# A Quick intro



## kyrabbit (Jan 11, 2013)

Hello all!
I'm a hobby fancy keeper, just recently got interested in mice. I have two mice, Peanut and Bacon, who are a joy to have. Just wanted to introduce myself and all that fun stuff. Since my husband and I are new mouse parents, I figured it would be beneficial to join a forum where I can meet other mouse enthusiasts and better learn about these finicky and fun little critters. 

I don't have any pictures of Peanut as she isn't completely tame yet so she won't "sit pretty" for a camera at all, but she's a wild type agouti. She was the runt of a litter of boys I hand raised from just a week old. The boys have since been rehomed, and I purchased Bacon so that Peanut wouldn't get lonely and to help with the taming process (and it has helped TREMENDOUSLY! She isn't quite as flighty as before and will come to the side of the tank to check us out.)
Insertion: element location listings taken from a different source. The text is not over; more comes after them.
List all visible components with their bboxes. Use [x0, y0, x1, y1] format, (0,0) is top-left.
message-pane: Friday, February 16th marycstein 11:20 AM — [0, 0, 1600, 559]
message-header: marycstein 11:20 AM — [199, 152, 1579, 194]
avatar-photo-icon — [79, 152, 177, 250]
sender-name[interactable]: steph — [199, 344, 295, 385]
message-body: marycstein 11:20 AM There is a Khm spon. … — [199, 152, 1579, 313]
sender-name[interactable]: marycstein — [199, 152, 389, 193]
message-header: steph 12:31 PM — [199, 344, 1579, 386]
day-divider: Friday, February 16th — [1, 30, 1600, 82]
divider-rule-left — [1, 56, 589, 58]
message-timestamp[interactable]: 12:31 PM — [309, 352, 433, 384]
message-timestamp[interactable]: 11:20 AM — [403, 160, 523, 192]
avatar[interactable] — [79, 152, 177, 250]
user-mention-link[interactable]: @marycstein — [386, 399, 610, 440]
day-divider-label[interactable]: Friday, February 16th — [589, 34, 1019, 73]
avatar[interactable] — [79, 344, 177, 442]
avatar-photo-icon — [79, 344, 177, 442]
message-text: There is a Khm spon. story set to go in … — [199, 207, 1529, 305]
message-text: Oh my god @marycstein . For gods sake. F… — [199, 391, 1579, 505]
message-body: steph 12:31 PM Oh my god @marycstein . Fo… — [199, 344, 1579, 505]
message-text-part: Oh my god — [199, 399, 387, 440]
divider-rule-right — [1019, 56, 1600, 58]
Here's a picture of a Bacon. I'm not too sure on her colour. I'm thinking broken marked beige. She is a sweetheart nonetheless and loves to be held. She was the only mouse out of the litter who would crawl into my hand.


----------



## WoodWitch (Oct 18, 2009)

Welcome


----------



## ThatCertainGlow (Jun 23, 2012)

Welcome to the forum.  The picture is not showing up for me?


----------



## onionpencil (Jan 6, 2013)

nor me, but welcome!


----------



## Mary-Anne (Nov 4, 2012)

Hello and welcome to the forum


----------



## pro-petz (Nov 14, 2012)

Hello and welcome


----------



## besty74 (May 26, 2012)

hello and welcome
we would love to see the pic if you can post it again


----------



## kyrabbit (Jan 11, 2013)

Brain fart...sorry guys!
I've had one helluva day, haha.









I just realized it looks like I'm pinching her tail. Just want to clarify that I'm not. She had just done a circle around my thumb before darting up my arm. She's almost just as hard to photograph :lol:


----------



## onionpencil (Jan 6, 2013)

she's a cutie 8D


----------



## besty74 (May 26, 2012)

very sweet


----------



## andypandy29us (Aug 10, 2012)

hello and welcome


----------